The only difference is that in this case, there are more of them in favour of senate abolition than any other choice. The only result of abolition – supported as well by the federal New Democratic party – would be to cement the control Ontario members of parliament have on the federal legislature.  The sectional balancing effect that the senate is supposed to have from the original constitution would be gone.

That would adversely provinces like those in Atlantic Canada or in the west. The scary part of the abolition movement is that where it was once confined to those with a naked self-interest in such a move, the idea has now caught on in Nova Scotia and elsewhere.  Not only is Darrell Dexter hoodwinked into believing that the Lower Churchill exists but he has also been fooled into thinking no senate is better than senate reform when it comes to protecting his provinces interests in Canada, the federal country.

The only part of Jeff’s column where he seems to get it right is at the end and that’s really the easiest of all bits when it comes to assessing federal-provincial relations. Odds are that any move to reform the senate in a meaningful way will simply open the doors to more constitutional demands and the sort of indecision we have seen repeatedly on issues involving the 11 first ministers.

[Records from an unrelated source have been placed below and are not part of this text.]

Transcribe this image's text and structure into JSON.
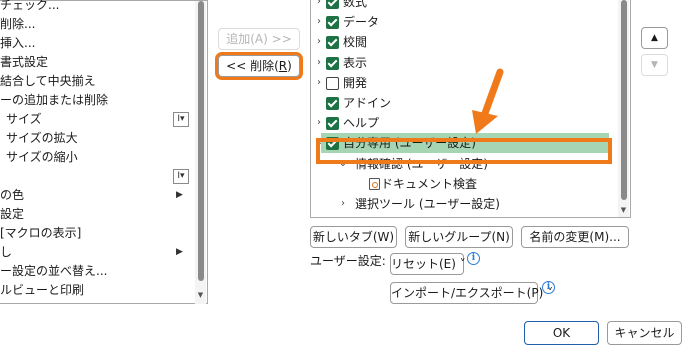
{
  "left_list": {
    "items": [
      {
        "label": "チェック...",
        "indent": 0,
        "suffix": ""
      },
      {
        "label": "削除...",
        "indent": 0,
        "suffix": ""
      },
      {
        "label": "挿入...",
        "indent": 0,
        "suffix": ""
      },
      {
        "label": "書式設定",
        "indent": 0,
        "suffix": ""
      },
      {
        "label": "結合して中央揃え",
        "indent": 0,
        "suffix": ""
      },
      {
        "label": "ーの追加または削除",
        "indent": 0,
        "suffix": ""
      },
      {
        "label": "サイズ",
        "indent": 1,
        "suffix": "I▾"
      },
      {
        "label": "サイズの拡大",
        "indent": 1,
        "suffix": ""
      },
      {
        "label": "サイズの縮小",
        "indent": 1,
        "suffix": ""
      },
      {
        "label": "",
        "indent": 1,
        "suffix": "I▾"
      },
      {
        "label": "の色",
        "indent": 0,
        "suffix": "▶"
      },
      {
        "label": "設定",
        "indent": 0,
        "suffix": ""
      },
      {
        "label": "[マクロの表示]",
        "indent": 0,
        "suffix": ""
      },
      {
        "label": "し",
        "indent": 0,
        "suffix": "▶"
      },
      {
        "label": "ー設定の並べ替え...",
        "indent": 0,
        "suffix": ""
      },
      {
        "label": "ルビューと印刷",
        "indent": 0,
        "suffix": ""
      }
    ]
  },
  "middle": {
    "add_label": "追加(A) >>",
    "add_hotkey": "A",
    "remove_prefix": "<< 削除(",
    "remove_hotkey": "R",
    "remove_suffix": ")"
  },
  "tree": {
    "items": [
      {
        "label": "数式",
        "checked": true,
        "expander": "›",
        "level": 0
      },
      {
        "label": "データ",
        "checked": true,
        "expander": "›",
        "level": 0
      },
      {
        "label": "校閲",
        "checked": true,
        "expander": "›",
        "level": 0
      },
      {
        "label": "表示",
        "checked": true,
        "expander": "›",
        "level": 0
      },
      {
        "label": "開発",
        "checked": false,
        "expander": "›",
        "level": 0
      },
      {
        "label": "アドイン",
        "checked": true,
        "expander": "",
        "level": 0
      },
      {
        "label": "ヘルプ",
        "checked": true,
        "expander": "›",
        "level": 0
      },
      {
        "label": "自分専用 (ユーザー設定)",
        "checked": true,
        "expander": "⌄",
        "level": 0,
        "selected": true
      },
      {
        "label": "情報確認 (ユーザー設定)",
        "checked": null,
        "expander": "⌄",
        "level": 1
      },
      {
        "label": "ドキュメント検査",
        "checked": null,
        "expander": "",
        "level": 2,
        "icon": "inspect-document-icon"
      },
      {
        "label": "選択ツール (ユーザー設定)",
        "checked": null,
        "expander": "›",
        "level": 1
      }
    ]
  },
  "buttons": {
    "new_tab": "新しいタブ(W)",
    "new_group": "新しいグループ(N)",
    "rename": "名前の変更(M)...",
    "custom_label": "ユーザー設定:",
    "reset": "リセット(E) ˅",
    "import_export": "インポート/エクスポート(P) ˅",
    "ok": "OK",
    "cancel": "キャンセル",
    "move_up": "▲",
    "move_down": "▼"
  },
  "colors": {
    "accent_orange": "#f07a1a",
    "excel_green": "#1e7145",
    "selection_green": "#a6d5b4"
  }
}
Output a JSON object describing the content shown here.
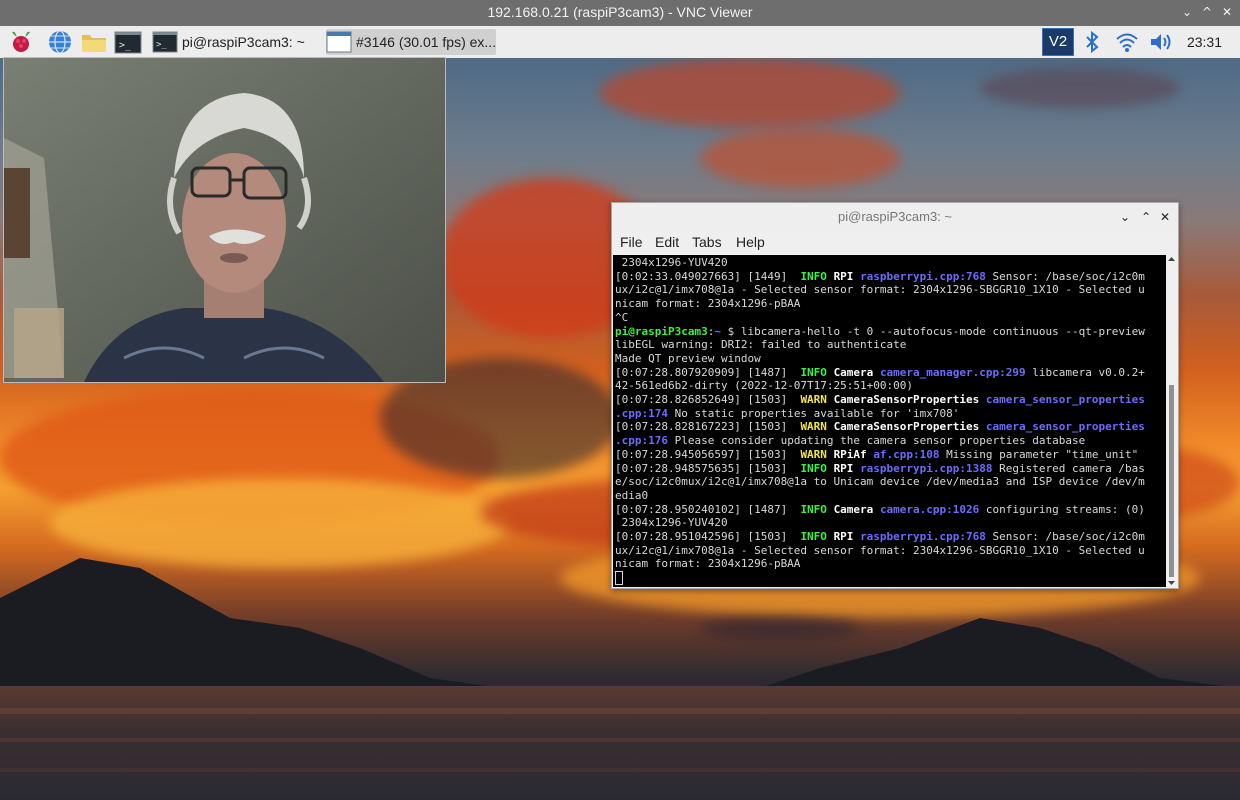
{
  "vnc": {
    "title": "192.168.0.21 (raspiP3cam3) - VNC Viewer",
    "minimize": "⌄",
    "maximize": "^",
    "close": "✕"
  },
  "panel": {
    "launchers": [
      "raspberry-menu-icon",
      "web-browser-icon",
      "file-manager-icon",
      "terminal-icon"
    ],
    "tasks": [
      {
        "label": "pi@raspiP3cam3: ~",
        "icon": "terminal-icon"
      },
      {
        "label": "#3146 (30.01 fps) ex...",
        "icon": "camera-preview-window-icon"
      }
    ],
    "tray": {
      "vnc_label": "V2",
      "bluetooth": "bluetooth-icon",
      "wifi": "wifi-icon",
      "volume": "volume-icon",
      "clock": "23:31"
    },
    "colors": {
      "vnc_tray": "#1a3a6a"
    }
  },
  "terminal": {
    "title": "pi@raspiP3cam3: ~",
    "controls": {
      "minimize": "⌄",
      "maximize": "⌃",
      "close": "✕"
    },
    "menu": [
      "File",
      "Edit",
      "Tabs",
      "Help"
    ],
    "lines": [
      [
        {
          "t": " 2304x1296-YUV420"
        }
      ],
      [
        {
          "t": "[0:02:33.049027663] [1449]  "
        },
        {
          "t": "INFO",
          "s": "info"
        },
        {
          "t": " "
        },
        {
          "t": "RPI",
          "s": "cat"
        },
        {
          "t": " "
        },
        {
          "t": "raspberrypi.cpp:768",
          "s": "file"
        },
        {
          "t": " Sensor: /base/soc/i2c0m"
        }
      ],
      [
        {
          "t": "ux/i2c@1/imx708@1a - Selected sensor format: 2304x1296-SBGGR10_1X10 - Selected u"
        }
      ],
      [
        {
          "t": "nicam format: 2304x1296-pBAA"
        }
      ],
      [
        {
          "t": "^C"
        }
      ],
      [
        {
          "t": "pi@raspiP3cam3",
          "s": "prompt"
        },
        {
          "t": ":"
        },
        {
          "t": "~",
          "s": "path"
        },
        {
          "t": " $ libcamera-hello -t 0 --autofocus-mode continuous --qt-preview"
        }
      ],
      [
        {
          "t": "libEGL warning: DRI2: failed to authenticate"
        }
      ],
      [
        {
          "t": "Made QT preview window"
        }
      ],
      [
        {
          "t": "[0:07:28.807920909] [1487]  "
        },
        {
          "t": "INFO",
          "s": "info"
        },
        {
          "t": " "
        },
        {
          "t": "Camera",
          "s": "cat"
        },
        {
          "t": " "
        },
        {
          "t": "camera_manager.cpp:299",
          "s": "file"
        },
        {
          "t": " libcamera v0.0.2+"
        }
      ],
      [
        {
          "t": "42-561ed6b2-dirty (2022-12-07T17:25:51+00:00)"
        }
      ],
      [
        {
          "t": "[0:07:28.826852649] [1503]  "
        },
        {
          "t": "WARN",
          "s": "warn"
        },
        {
          "t": " "
        },
        {
          "t": "CameraSensorProperties",
          "s": "cat"
        },
        {
          "t": " "
        },
        {
          "t": "camera_sensor_properties",
          "s": "file"
        }
      ],
      [
        {
          "t": ".cpp:174",
          "s": "file"
        },
        {
          "t": " No static properties available for 'imx708'"
        }
      ],
      [
        {
          "t": "[0:07:28.828167223] [1503]  "
        },
        {
          "t": "WARN",
          "s": "warn"
        },
        {
          "t": " "
        },
        {
          "t": "CameraSensorProperties",
          "s": "cat"
        },
        {
          "t": " "
        },
        {
          "t": "camera_sensor_properties",
          "s": "file"
        }
      ],
      [
        {
          "t": ".cpp:176",
          "s": "file"
        },
        {
          "t": " Please consider updating the camera sensor properties database"
        }
      ],
      [
        {
          "t": "[0:07:28.945056597] [1503]  "
        },
        {
          "t": "WARN",
          "s": "warn"
        },
        {
          "t": " "
        },
        {
          "t": "RPiAf",
          "s": "cat"
        },
        {
          "t": " "
        },
        {
          "t": "af.cpp:108",
          "s": "file"
        },
        {
          "t": " Missing parameter \"time_unit\""
        }
      ],
      [
        {
          "t": "[0:07:28.948575635] [1503]  "
        },
        {
          "t": "INFO",
          "s": "info"
        },
        {
          "t": " "
        },
        {
          "t": "RPI",
          "s": "cat"
        },
        {
          "t": " "
        },
        {
          "t": "raspberrypi.cpp:1388",
          "s": "file"
        },
        {
          "t": " Registered camera /bas"
        }
      ],
      [
        {
          "t": "e/soc/i2c0mux/i2c@1/imx708@1a to Unicam device /dev/media3 and ISP device /dev/m"
        }
      ],
      [
        {
          "t": "edia0"
        }
      ],
      [
        {
          "t": "[0:07:28.950240102] [1487]  "
        },
        {
          "t": "INFO",
          "s": "info"
        },
        {
          "t": " "
        },
        {
          "t": "Camera",
          "s": "cat"
        },
        {
          "t": " "
        },
        {
          "t": "camera.cpp:1026",
          "s": "file"
        },
        {
          "t": " configuring streams: (0)"
        }
      ],
      [
        {
          "t": " 2304x1296-YUV420"
        }
      ],
      [
        {
          "t": "[0:07:28.951042596] [1503]  "
        },
        {
          "t": "INFO",
          "s": "info"
        },
        {
          "t": " "
        },
        {
          "t": "RPI",
          "s": "cat"
        },
        {
          "t": " "
        },
        {
          "t": "raspberrypi.cpp:768",
          "s": "file"
        },
        {
          "t": " Sensor: /base/soc/i2c0m"
        }
      ],
      [
        {
          "t": "ux/i2c@1/imx708@1a - Selected sensor format: 2304x1296-SBGGR10_1X10 - Selected u"
        }
      ],
      [
        {
          "t": "nicam format: 2304x1296-pBAA"
        }
      ]
    ]
  },
  "preview": {
    "content": "camera-preview-person-image"
  }
}
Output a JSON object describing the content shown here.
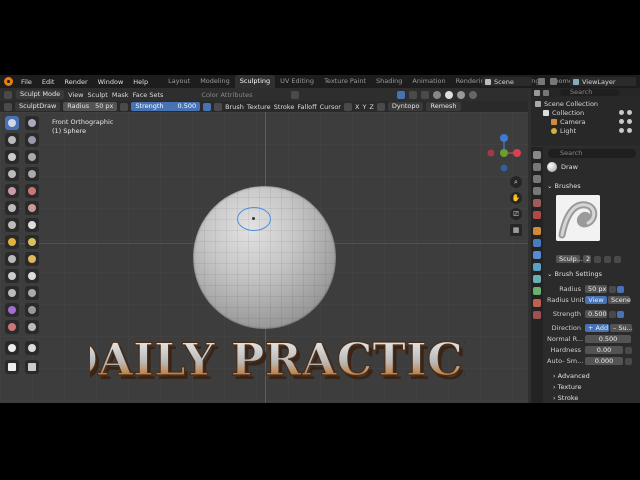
{
  "menubar": {
    "items": [
      "File",
      "Edit",
      "Render",
      "Window",
      "Help"
    ],
    "workspaces": [
      "Layout",
      "Modeling",
      "Sculpting",
      "UV Editing",
      "Texture Paint",
      "Shading",
      "Animation",
      "Rendering",
      "Compositing",
      "Geome"
    ],
    "active_workspace": "Sculpting",
    "scene": "Scene",
    "view_layer": "ViewLayer"
  },
  "viewport_header": {
    "mode": "Sculpt Mode",
    "menus": [
      "View",
      "Sculpt",
      "Mask",
      "Face Sets"
    ],
    "color_attr": "Color Attributes"
  },
  "tool_settings": {
    "tool": "SculptDraw",
    "radius_label": "Radius",
    "radius_value": "50 px",
    "strength_label": "Strength",
    "strength_value": "0.500",
    "menus": [
      "Brush",
      "Texture",
      "Stroke",
      "Falloff",
      "Cursor"
    ],
    "axes": [
      "X",
      "Y",
      "Z"
    ],
    "dyntopo": "Dyntopo",
    "remesh": "Remesh"
  },
  "viewport_info": {
    "view": "Front Orthographic",
    "object": "(1) Sphere"
  },
  "overlay_text": "DAILY PRACTICE",
  "outliner": {
    "search_placeholder": "Search",
    "rows": [
      "Scene Collection",
      "Collection",
      "Camera",
      "Light"
    ]
  },
  "properties": {
    "search_placeholder": "Search",
    "brush_name": "Draw",
    "brushes_header": "Brushes",
    "brush_slot": "Sculp...",
    "brush_users": "2",
    "brush_settings_header": "Brush Settings",
    "radius_label": "Radius",
    "radius_value": "50 px",
    "radius_unit_label": "Radius Unit",
    "radius_unit_view": "View",
    "radius_unit_scene": "Scene",
    "strength_label": "Strength",
    "strength_value": "0.500",
    "direction_label": "Direction",
    "direction_add": "+ Add",
    "direction_sub": "– Su...",
    "normal_radius_label": "Normal R...",
    "normal_radius_value": "0.500",
    "hardness_label": "Hardness",
    "hardness_value": "0.00",
    "auto_smooth_label": "Auto- Sm...",
    "auto_smooth_value": "0.000",
    "subpanels": [
      "Advanced",
      "Texture",
      "Stroke"
    ]
  },
  "colors": {
    "accent": "#4772b3",
    "axis_x": "#d8414f",
    "axis_y": "#66a22b",
    "axis_z": "#3b7bd6",
    "blender_orange": "#e87d0d"
  }
}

Aside from the normal, eternal divisions among the provincial premiers, Canada is also beset at this sad time in its history with three major federal party leaders neither of whom holds the vision necessary to counteract the premiers politically.

For the Prime Minister, senate reform is another of his tiny tactical manoeuvres to stay in power.  For Jack Layton, he’s already locked firmly in favour of Ontario with the NDP cry for abolition. Heck his party constitution doesn’t even believe in fairly representing the “sectional interests” of the country.

And Michael Ignatieff?  So far he has shown himself to have as sensitive and informed a view of Canada, the country, as he had of the ethics or efficacy of binding some poor sod to a board and then draping his face in wet towels until he suffocates. National support for the Liberals speaks rather clearly to Ig-man’s lack of appeal.

Senate reform could occur if there was any leadership in the country worthy of the description. Leadership could deal with the situation imposed by the 1982 constitution.The country needs leadership. 

Sadly, the people of Canada cannot find leadership among the 10 premiers, or the federal party leaders.

And that, Jeff Simpson ought to know, is the real political problem with senate reform.